敢くまでもシラを切るゼイブロイの態度を見て使節団の面々は眉間に皺を寄せた。ゼイブロイのこの開き直った態度にこれまで何度煮え湯を飲まされた事か。一国の王を相手に強く追求する事も出来ずに有耶無耶にされた案件が幾つ在った事か。

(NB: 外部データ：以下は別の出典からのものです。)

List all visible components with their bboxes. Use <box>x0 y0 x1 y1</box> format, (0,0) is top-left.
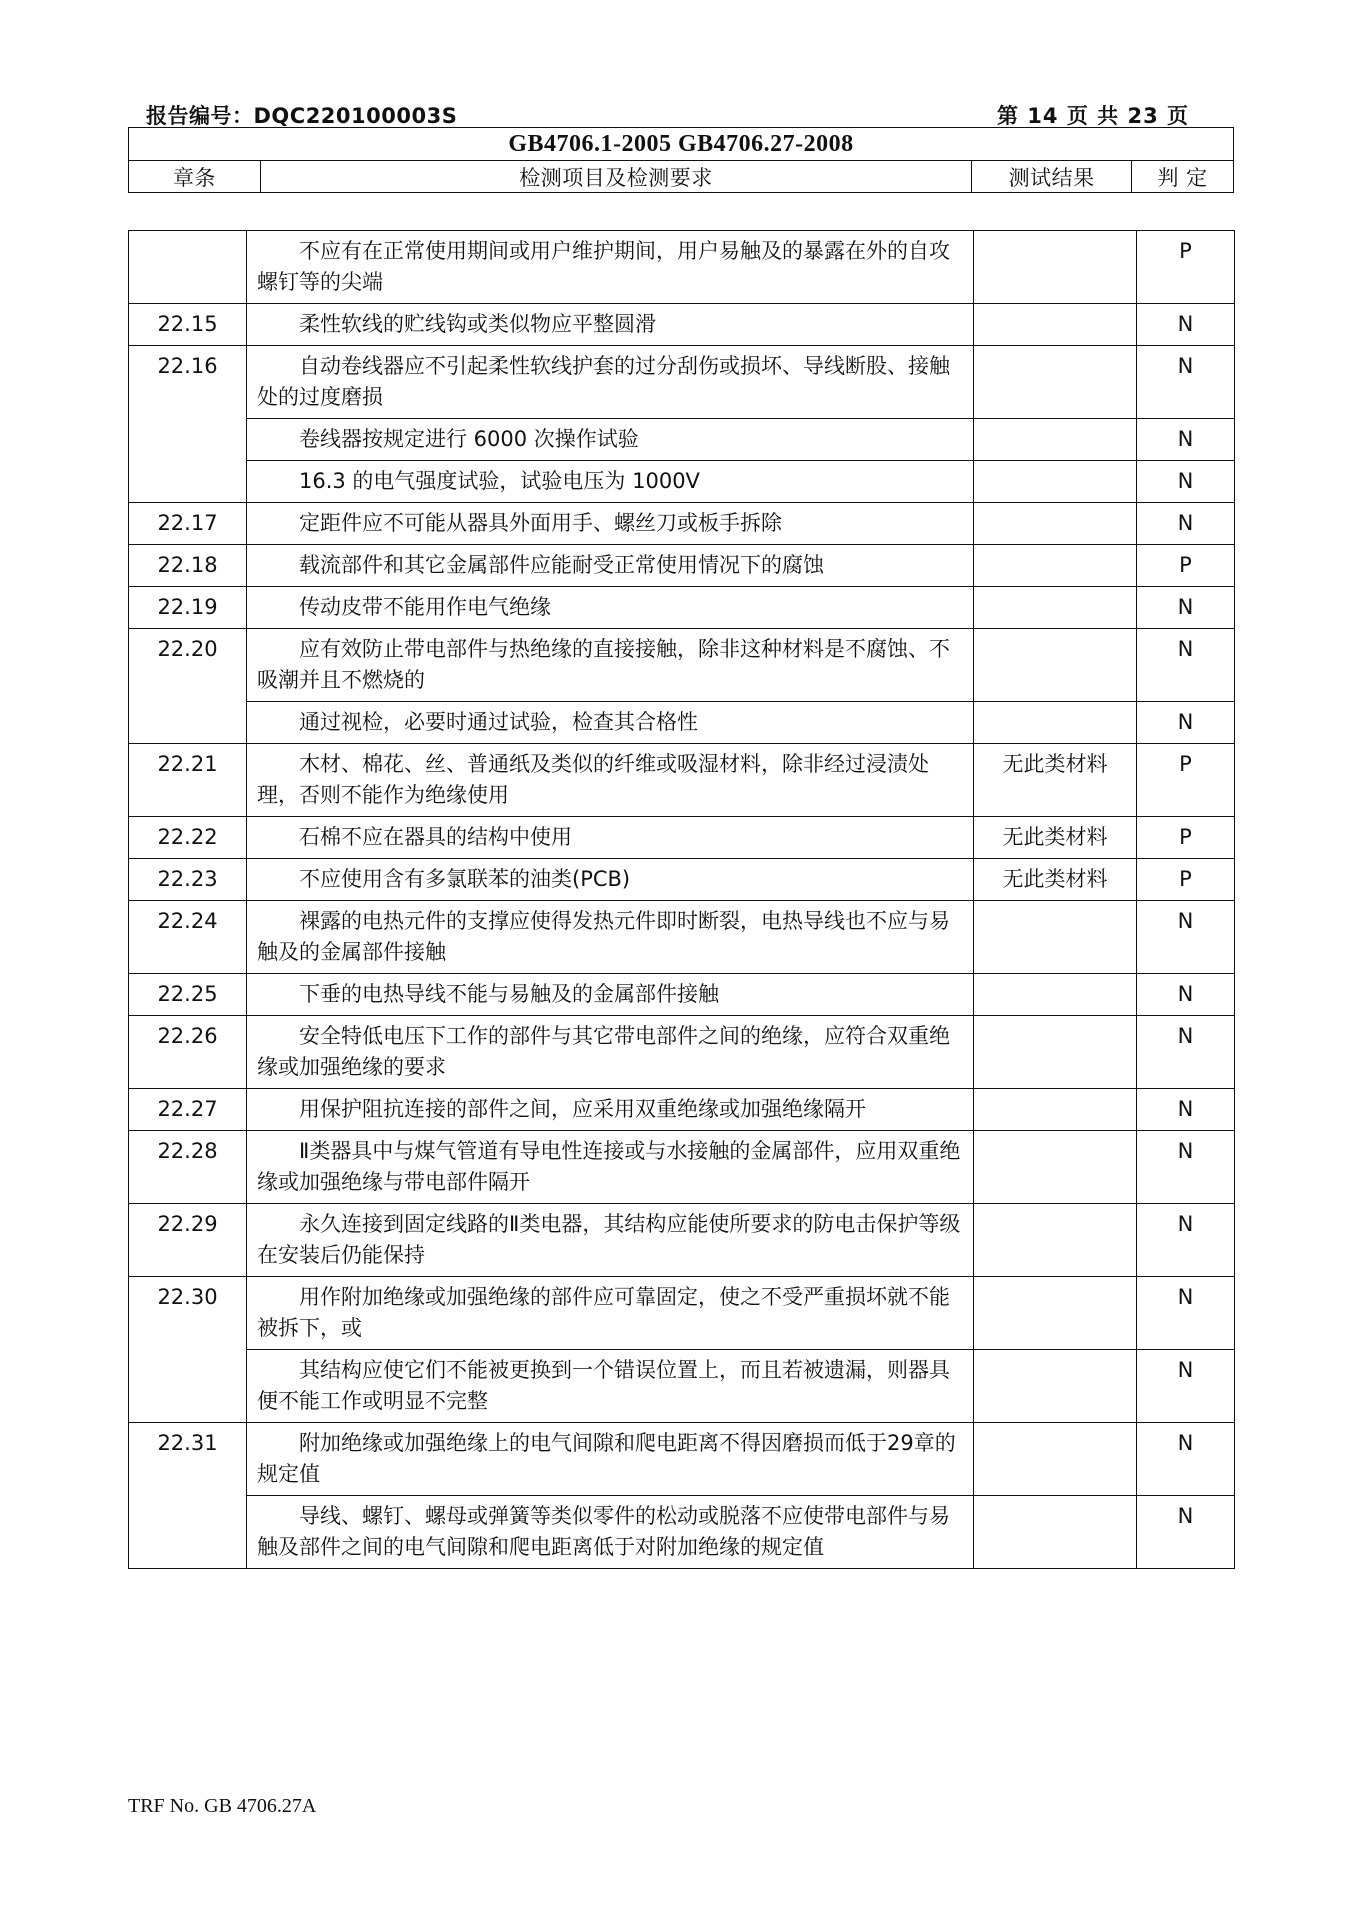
column-header-verdict: 判 定 <box>1132 161 1234 193</box>
verdict-cell: P <box>1137 231 1235 304</box>
requirement-text: 16.3 的电气强度试验，试验电压为 1000V <box>299 469 700 493</box>
clause-cell: 22.25 <box>129 974 247 1016</box>
verdict-cell: N <box>1137 304 1235 346</box>
requirement-text: 不应使用含有多氯联苯的油类(PCB) <box>299 867 631 891</box>
clause-cell <box>129 231 247 304</box>
clause-cell: 22.18 <box>129 545 247 587</box>
requirement-cell <box>247 346 974 419</box>
requirement-text: 传动皮带不能用作电气绝缘 <box>299 595 551 619</box>
verdict-cell: N <box>1137 974 1235 1016</box>
verdict-cell: N <box>1137 629 1235 702</box>
requirements-table <box>128 230 1235 1569</box>
verdict-cell: P <box>1137 545 1235 587</box>
requirement-text: 用保护阻抗连接的部件之间，应采用双重绝缘或加强绝缘隔开 <box>299 1097 866 1121</box>
result-cell <box>974 901 1137 974</box>
clause-cell: 22.31 <box>129 1423 247 1569</box>
column-header-result: 测试结果 <box>972 161 1132 193</box>
report-number: 报告编号：DQC220100003S <box>146 104 458 128</box>
requirement-cell <box>247 545 974 587</box>
requirement-text: 通过视检，必要时通过试验，检查其合格性 <box>299 710 698 734</box>
requirement-text: 石棉不应在器具的结构中使用 <box>299 825 572 849</box>
clause-cell: 22.22 <box>129 817 247 859</box>
clause-cell: 22.20 <box>129 629 247 744</box>
requirement-text: 导线、螺钉、螺母或弹簧等类似零件的松动或脱落不应使带电部件与易触及部件之间的电气间隙和爬电距离低于对附加绝缘的规定值 <box>257 1504 950 1559</box>
requirement-text: 永久连接到固定线路的Ⅱ类电器，其结构应能使所要求的防电击保护等级在安装后仍能保持 <box>257 1212 961 1267</box>
requirement-cell <box>247 1131 974 1204</box>
table-row <box>129 503 1235 545</box>
requirement-cell <box>247 304 974 346</box>
requirement-text: 应有效防止带电部件与热绝缘的直接接触，除非这种材料是不腐蚀、不吸潮并且不燃烧的 <box>257 637 950 692</box>
result-cell <box>974 503 1137 545</box>
result-cell <box>974 974 1137 1016</box>
table-row <box>129 1016 1235 1089</box>
requirement-cell <box>247 1496 974 1569</box>
clause-cell: 22.28 <box>129 1131 247 1204</box>
requirement-cell <box>247 419 974 461</box>
result-cell <box>974 304 1137 346</box>
requirement-cell <box>247 744 974 817</box>
requirement-cell <box>247 859 974 901</box>
page-counter: 第 14 页 共 23 页 <box>996 104 1189 128</box>
column-header-clause: 章条 <box>129 161 261 193</box>
requirement-cell <box>247 817 974 859</box>
table-row <box>129 702 1235 744</box>
verdict-cell: P <box>1137 817 1235 859</box>
result-cell <box>974 1204 1137 1277</box>
requirement-cell <box>247 1089 974 1131</box>
requirement-cell <box>247 1423 974 1496</box>
requirement-text: 载流部件和其它金属部件应能耐受正常使用情况下的腐蚀 <box>299 553 824 577</box>
verdict-cell: N <box>1137 461 1235 503</box>
verdict-cell: P <box>1137 744 1235 817</box>
result-cell <box>974 629 1137 702</box>
table-row <box>129 346 1235 419</box>
table-row <box>129 1277 1235 1350</box>
requirement-cell <box>247 974 974 1016</box>
requirement-text: 附加绝缘或加强绝缘上的电气间隙和爬电距离不得因磨损而低于29章的规定值 <box>257 1431 956 1486</box>
table-row <box>129 304 1235 346</box>
standards-title: GB4706.1-2005 GB4706.27-2008 <box>129 128 1234 161</box>
clause-cell: 22.24 <box>129 901 247 974</box>
table-row <box>129 859 1235 901</box>
verdict-cell: P <box>1137 859 1235 901</box>
verdict-cell: N <box>1137 1016 1235 1089</box>
result-cell: 无此类材料 <box>974 817 1137 859</box>
verdict-cell: N <box>1137 1496 1235 1569</box>
requirement-cell <box>247 503 974 545</box>
result-cell <box>974 419 1137 461</box>
result-cell <box>974 1350 1137 1423</box>
clause-cell: 22.16 <box>129 346 247 503</box>
result-cell <box>974 545 1137 587</box>
verdict-cell: N <box>1137 1089 1235 1131</box>
requirement-text: 裸露的电热元件的支撑应使得发热元件即时断裂，电热导线也不应与易触及的金属部件接触 <box>257 909 950 964</box>
clause-cell: 22.23 <box>129 859 247 901</box>
table-row <box>129 1423 1235 1496</box>
table-row <box>129 1496 1235 1569</box>
clause-cell: 22.26 <box>129 1016 247 1089</box>
result-cell <box>974 1131 1137 1204</box>
table-row <box>129 1350 1235 1423</box>
requirement-cell <box>247 702 974 744</box>
result-cell: 无此类材料 <box>974 859 1137 901</box>
result-cell <box>974 1423 1137 1496</box>
verdict-cell: N <box>1137 1423 1235 1496</box>
clause-cell: 22.21 <box>129 744 247 817</box>
requirement-cell <box>247 1277 974 1350</box>
column-header-requirement: 检测项目及检测要求 <box>260 161 971 193</box>
table-row <box>129 1131 1235 1204</box>
verdict-cell: N <box>1137 587 1235 629</box>
clause-cell: 22.27 <box>129 1089 247 1131</box>
requirement-text: 自动卷线器应不引起柔性软线护套的过分刮伤或损坏、导线断股、接触处的过度磨损 <box>257 354 950 409</box>
table-row <box>129 974 1235 1016</box>
requirement-text: 不应有在正常使用期间或用户维护期间，用户易触及的暴露在外的自攻螺钉等的尖端 <box>257 239 950 294</box>
requirement-cell <box>247 1204 974 1277</box>
table-row <box>129 231 1235 304</box>
requirement-cell <box>247 231 974 304</box>
result-cell <box>974 1496 1137 1569</box>
requirement-text: 卷线器按规定进行 6000 次操作试验 <box>299 427 639 451</box>
verdict-cell: N <box>1137 346 1235 419</box>
table-row <box>129 744 1235 817</box>
result-cell <box>974 1277 1137 1350</box>
result-cell <box>974 1016 1137 1089</box>
clause-cell: 22.19 <box>129 587 247 629</box>
requirement-text: Ⅱ类器具中与煤气管道有导电性连接或与水接触的金属部件，应用双重绝缘或加强绝缘与带电部件隔开 <box>257 1139 961 1194</box>
clause-cell: 22.17 <box>129 503 247 545</box>
report-header-table <box>128 127 1234 193</box>
result-cell: 无此类材料 <box>974 744 1137 817</box>
form-number: TRF No. GB 4706.27A <box>128 1795 317 1817</box>
verdict-cell: N <box>1137 702 1235 744</box>
result-cell <box>974 231 1137 304</box>
requirement-text: 木材、棉花、丝、普通纸及类似的纤维或吸湿材料，除非经过浸渍处理，否则不能作为绝缘使用 <box>257 752 929 807</box>
verdict-cell: N <box>1137 1204 1235 1277</box>
result-cell <box>974 461 1137 503</box>
requirement-text: 用作附加绝缘或加强绝缘的部件应可靠固定，使之不受严重损坏就不能被拆下，或 <box>257 1285 950 1340</box>
verdict-cell: N <box>1137 1277 1235 1350</box>
result-cell <box>974 587 1137 629</box>
table-row <box>129 901 1235 974</box>
requirement-text: 定距件应不可能从器具外面用手、螺丝刀或板手拆除 <box>299 511 782 535</box>
verdict-cell: N <box>1137 503 1235 545</box>
verdict-cell: N <box>1137 419 1235 461</box>
requirement-cell <box>247 901 974 974</box>
verdict-cell: N <box>1137 1350 1235 1423</box>
requirement-text: 其结构应使它们不能被更换到一个错误位置上，而且若被遗漏，则器具便不能工作或明显不完整 <box>257 1358 950 1413</box>
requirement-text: 下垂的电热导线不能与易触及的金属部件接触 <box>299 982 719 1006</box>
requirement-text: 安全特低电压下工作的部件与其它带电部件之间的绝缘，应符合双重绝缘或加强绝缘的要求 <box>257 1024 950 1079</box>
requirement-cell <box>247 461 974 503</box>
table-row <box>129 587 1235 629</box>
verdict-cell: N <box>1137 901 1235 974</box>
clause-cell: 22.29 <box>129 1204 247 1277</box>
result-cell <box>974 702 1137 744</box>
table-row <box>129 1204 1235 1277</box>
table-row <box>129 419 1235 461</box>
table-row <box>129 817 1235 859</box>
clause-cell: 22.30 <box>129 1277 247 1423</box>
table-row <box>129 461 1235 503</box>
result-cell <box>974 1089 1137 1131</box>
requirement-cell <box>247 1350 974 1423</box>
requirement-cell <box>247 587 974 629</box>
requirement-text: 柔性软线的贮线钩或类似物应平整圆滑 <box>299 312 656 336</box>
table-row <box>129 1089 1235 1131</box>
clause-cell: 22.15 <box>129 304 247 346</box>
result-cell <box>974 346 1137 419</box>
table-row <box>129 545 1235 587</box>
requirement-cell <box>247 629 974 702</box>
verdict-cell: N <box>1137 1131 1235 1204</box>
table-row <box>129 629 1235 702</box>
requirement-cell <box>247 1016 974 1089</box>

それらが彼らの脳裏に甦って来て広間に険悪な雰囲気が漂った。
また有耶無耶にする気か、と。
「ははは。」
リンデルが嗤った。
「?」
全員がリンデルに注目する。
「なるほど、知らんか。」
リンデルの口調が変わった。
手にした資料を雑に投げ捨てる。
そして視線に迫力を乗せてゼイブロイを見据えた。
「つまりこの国は王以外の者が王家の紋を利用出来てしまう程に管理体制が杜撰であり、この国の上に巣くう者達はそんな事実にも気付けない程の無能の集まりだと言う事だな?」
「何!?」
ゼイブロイが怒気を漲らせる。
そのゼイブロイに向かってリンデルが打って変わった鋭い視線を向けた。
「幼児のようにシラを切るのも大概にして貰おうか、ゼイブロイ王!今の貴方は王たる資質が在るかどうかの審判を世界中の識者達から受けている身なのだぞ!此れまでの様な対応で片が付くと思うなよ!」
「・・・!」
痛烈な言葉を浴びせられてゼイブロイは言葉を失い、唇を戦慄かせた。